Trustworthy Platforms

Platform integrity and secure device identity

Modern IT systems are increasingly based upon the results of dynamically distributed computing tasks. Each involved device plays a crucial role for the security and safety of the overall system. Not only may these devices be widely distributed and belonging to different stakeholder, but also they may even reside directly in the hands of a potential adversary. Examples for such systems range from embedded automotive control units over stolen laptops to local network infrastructure components (managed switched) or even remote cloud data centers. The long-standing concepts of perimeter-based security architectures with well-defined trust boundaries, as used in IT security up to now, has long been outgrown by the reality of today's needs. Even on single devices, multiple (potentially untrusted) third-party applications are integrated and interact with each other. Such interactions occur inside smart-phones as well as in virtualized cloud data centers and, in the future, even within smart factories and other critical infrastructures.

To address these arising challenges it is necessary to reliably assess the identity and integrity of each involved entity and provide strong means for data secrecy and privacy. The research group Trustworthy Platforms provides the knowledge and technologies required for establishing these qualities of trust in modern system architectures. These solutions range from hardware-based trust anchors (such as Trusted Platform Modules) over modern OS isolation mechanisms to the design and integration of trustworthy applications and protocols. With its ten-year background in the area of Trusted Computing and active contribution in the relevant standardization bodies, Fraunhofer SIT has assembled the necessary knowledge and experience to be one of the leading experts in this field.
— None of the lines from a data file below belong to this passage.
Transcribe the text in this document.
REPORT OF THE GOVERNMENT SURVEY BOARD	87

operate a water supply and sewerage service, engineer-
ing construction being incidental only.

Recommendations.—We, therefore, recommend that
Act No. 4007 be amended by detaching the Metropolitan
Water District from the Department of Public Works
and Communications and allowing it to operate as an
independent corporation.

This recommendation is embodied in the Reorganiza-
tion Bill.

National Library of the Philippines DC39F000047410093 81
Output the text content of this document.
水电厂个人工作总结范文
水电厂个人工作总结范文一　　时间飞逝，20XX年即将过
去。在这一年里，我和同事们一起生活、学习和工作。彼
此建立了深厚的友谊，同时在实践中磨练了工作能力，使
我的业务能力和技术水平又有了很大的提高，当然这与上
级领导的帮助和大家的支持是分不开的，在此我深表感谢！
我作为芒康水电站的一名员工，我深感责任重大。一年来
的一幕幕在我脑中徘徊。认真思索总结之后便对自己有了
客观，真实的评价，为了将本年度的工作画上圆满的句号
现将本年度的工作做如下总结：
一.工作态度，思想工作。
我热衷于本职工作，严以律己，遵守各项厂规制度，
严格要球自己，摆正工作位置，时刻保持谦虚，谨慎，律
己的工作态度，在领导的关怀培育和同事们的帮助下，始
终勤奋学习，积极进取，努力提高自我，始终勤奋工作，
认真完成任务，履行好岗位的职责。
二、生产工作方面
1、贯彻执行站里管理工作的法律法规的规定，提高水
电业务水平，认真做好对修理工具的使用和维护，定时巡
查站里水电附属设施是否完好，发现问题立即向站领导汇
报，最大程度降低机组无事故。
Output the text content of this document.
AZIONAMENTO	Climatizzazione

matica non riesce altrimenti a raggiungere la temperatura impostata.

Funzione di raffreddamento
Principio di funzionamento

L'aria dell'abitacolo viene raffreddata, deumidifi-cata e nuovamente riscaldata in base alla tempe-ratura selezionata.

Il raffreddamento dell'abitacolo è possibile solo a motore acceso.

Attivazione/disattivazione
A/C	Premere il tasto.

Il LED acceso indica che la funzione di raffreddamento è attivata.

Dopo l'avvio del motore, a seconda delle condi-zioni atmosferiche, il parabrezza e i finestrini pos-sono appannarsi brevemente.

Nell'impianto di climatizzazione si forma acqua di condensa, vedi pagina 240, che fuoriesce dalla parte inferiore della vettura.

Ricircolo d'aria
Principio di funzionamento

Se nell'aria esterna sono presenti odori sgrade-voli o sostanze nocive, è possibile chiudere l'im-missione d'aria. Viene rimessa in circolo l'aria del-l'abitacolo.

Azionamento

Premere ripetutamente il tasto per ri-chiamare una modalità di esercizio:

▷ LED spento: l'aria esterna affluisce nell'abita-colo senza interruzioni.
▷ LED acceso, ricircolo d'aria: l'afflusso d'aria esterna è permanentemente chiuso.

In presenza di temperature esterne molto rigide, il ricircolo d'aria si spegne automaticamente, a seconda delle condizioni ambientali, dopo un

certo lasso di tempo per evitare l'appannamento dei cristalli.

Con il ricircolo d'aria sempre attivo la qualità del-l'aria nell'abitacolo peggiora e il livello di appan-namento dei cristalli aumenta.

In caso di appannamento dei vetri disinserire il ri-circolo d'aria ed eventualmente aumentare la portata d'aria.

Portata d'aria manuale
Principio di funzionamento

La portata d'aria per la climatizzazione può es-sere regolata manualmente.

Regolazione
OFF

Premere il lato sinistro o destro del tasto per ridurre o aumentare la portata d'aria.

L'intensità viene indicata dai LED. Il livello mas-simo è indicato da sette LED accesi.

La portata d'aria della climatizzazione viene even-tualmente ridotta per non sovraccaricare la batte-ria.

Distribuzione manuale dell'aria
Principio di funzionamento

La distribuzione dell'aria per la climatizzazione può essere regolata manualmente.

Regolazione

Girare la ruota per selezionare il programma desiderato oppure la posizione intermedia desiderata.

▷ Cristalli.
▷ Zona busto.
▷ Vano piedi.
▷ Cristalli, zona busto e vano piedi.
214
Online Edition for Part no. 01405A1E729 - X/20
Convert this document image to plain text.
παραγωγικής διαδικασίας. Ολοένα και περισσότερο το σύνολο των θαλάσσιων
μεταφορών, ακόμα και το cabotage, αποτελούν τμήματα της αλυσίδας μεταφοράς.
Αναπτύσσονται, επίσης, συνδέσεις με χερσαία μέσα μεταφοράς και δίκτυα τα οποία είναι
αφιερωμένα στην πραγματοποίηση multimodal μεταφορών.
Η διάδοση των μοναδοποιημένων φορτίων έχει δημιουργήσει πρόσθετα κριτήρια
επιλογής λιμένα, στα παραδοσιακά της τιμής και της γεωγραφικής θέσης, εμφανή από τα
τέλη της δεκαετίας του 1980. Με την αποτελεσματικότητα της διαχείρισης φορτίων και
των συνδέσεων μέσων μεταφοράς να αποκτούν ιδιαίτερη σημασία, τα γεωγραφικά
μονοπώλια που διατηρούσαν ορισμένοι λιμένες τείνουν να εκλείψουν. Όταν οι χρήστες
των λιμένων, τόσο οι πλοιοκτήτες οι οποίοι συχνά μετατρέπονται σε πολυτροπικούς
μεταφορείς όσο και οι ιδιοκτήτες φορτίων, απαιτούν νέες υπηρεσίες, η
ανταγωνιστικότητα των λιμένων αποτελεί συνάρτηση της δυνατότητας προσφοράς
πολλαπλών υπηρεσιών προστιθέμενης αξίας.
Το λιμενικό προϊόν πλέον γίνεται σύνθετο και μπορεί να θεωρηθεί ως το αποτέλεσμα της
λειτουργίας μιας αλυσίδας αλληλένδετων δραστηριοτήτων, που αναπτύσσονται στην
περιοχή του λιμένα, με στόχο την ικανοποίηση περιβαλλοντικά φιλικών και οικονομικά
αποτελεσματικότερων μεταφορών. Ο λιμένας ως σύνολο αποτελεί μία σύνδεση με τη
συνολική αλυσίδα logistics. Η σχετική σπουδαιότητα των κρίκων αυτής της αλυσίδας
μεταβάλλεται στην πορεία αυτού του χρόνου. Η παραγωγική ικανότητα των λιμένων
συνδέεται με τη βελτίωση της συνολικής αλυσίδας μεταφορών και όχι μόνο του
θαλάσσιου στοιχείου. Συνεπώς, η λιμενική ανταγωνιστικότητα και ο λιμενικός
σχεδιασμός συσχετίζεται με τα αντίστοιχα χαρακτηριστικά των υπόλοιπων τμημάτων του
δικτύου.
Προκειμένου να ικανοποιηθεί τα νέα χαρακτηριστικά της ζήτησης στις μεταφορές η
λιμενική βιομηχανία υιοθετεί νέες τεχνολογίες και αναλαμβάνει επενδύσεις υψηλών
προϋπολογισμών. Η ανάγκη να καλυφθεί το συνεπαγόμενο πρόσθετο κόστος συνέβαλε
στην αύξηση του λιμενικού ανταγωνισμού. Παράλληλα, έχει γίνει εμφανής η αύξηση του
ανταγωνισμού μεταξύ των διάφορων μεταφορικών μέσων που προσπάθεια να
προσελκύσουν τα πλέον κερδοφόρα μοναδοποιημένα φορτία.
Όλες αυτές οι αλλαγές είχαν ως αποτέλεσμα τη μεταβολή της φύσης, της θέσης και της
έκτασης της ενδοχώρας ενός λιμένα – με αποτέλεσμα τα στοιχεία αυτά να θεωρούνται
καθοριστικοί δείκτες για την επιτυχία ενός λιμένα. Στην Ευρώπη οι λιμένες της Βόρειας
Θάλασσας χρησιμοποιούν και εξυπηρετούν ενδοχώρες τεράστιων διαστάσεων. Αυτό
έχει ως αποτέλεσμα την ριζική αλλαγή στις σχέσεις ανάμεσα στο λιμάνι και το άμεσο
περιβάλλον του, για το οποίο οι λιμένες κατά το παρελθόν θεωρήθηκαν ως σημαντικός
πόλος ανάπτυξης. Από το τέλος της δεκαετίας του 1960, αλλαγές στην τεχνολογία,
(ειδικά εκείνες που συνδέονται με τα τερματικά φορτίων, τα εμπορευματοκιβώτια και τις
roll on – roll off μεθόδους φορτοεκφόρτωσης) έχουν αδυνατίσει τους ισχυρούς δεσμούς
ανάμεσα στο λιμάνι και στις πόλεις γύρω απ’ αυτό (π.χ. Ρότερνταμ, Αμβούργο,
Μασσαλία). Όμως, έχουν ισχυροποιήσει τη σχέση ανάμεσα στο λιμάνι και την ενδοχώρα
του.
Through active collaboration with a variety of research and industrial partners, Fraunhofer SIT develops technologies and solutions suited for the needs of trustworthy computing. The portfolio includes especially:

  • TPMs for PC-Clients, Servers, Embedded Systems and the Internet of Things
  • HSM and TPM integration conception for Embedded Systems and the arising Internet of Things
  • Software Stack and Middleware design and implementation
  • Fraunhofer SIT TPM Software Stack 2.0
  • Trusted Execution Environments; e.g. Microkernels and lightweight compartmentization
  • Protocol integration and development for trust establishment and configuration / identity assessment
  • Trustworthy application design and system architecture specification

Furthermore, Fraunhofer SIT runs a Trustworthy Platforms Lab to develop proof of concept solutions and to analyses Trusted Computing based concepts and implementations. Based on the development toolsets specifically for TPM 2.0 systems, the lab provides solutions for the most recent technologies in this field.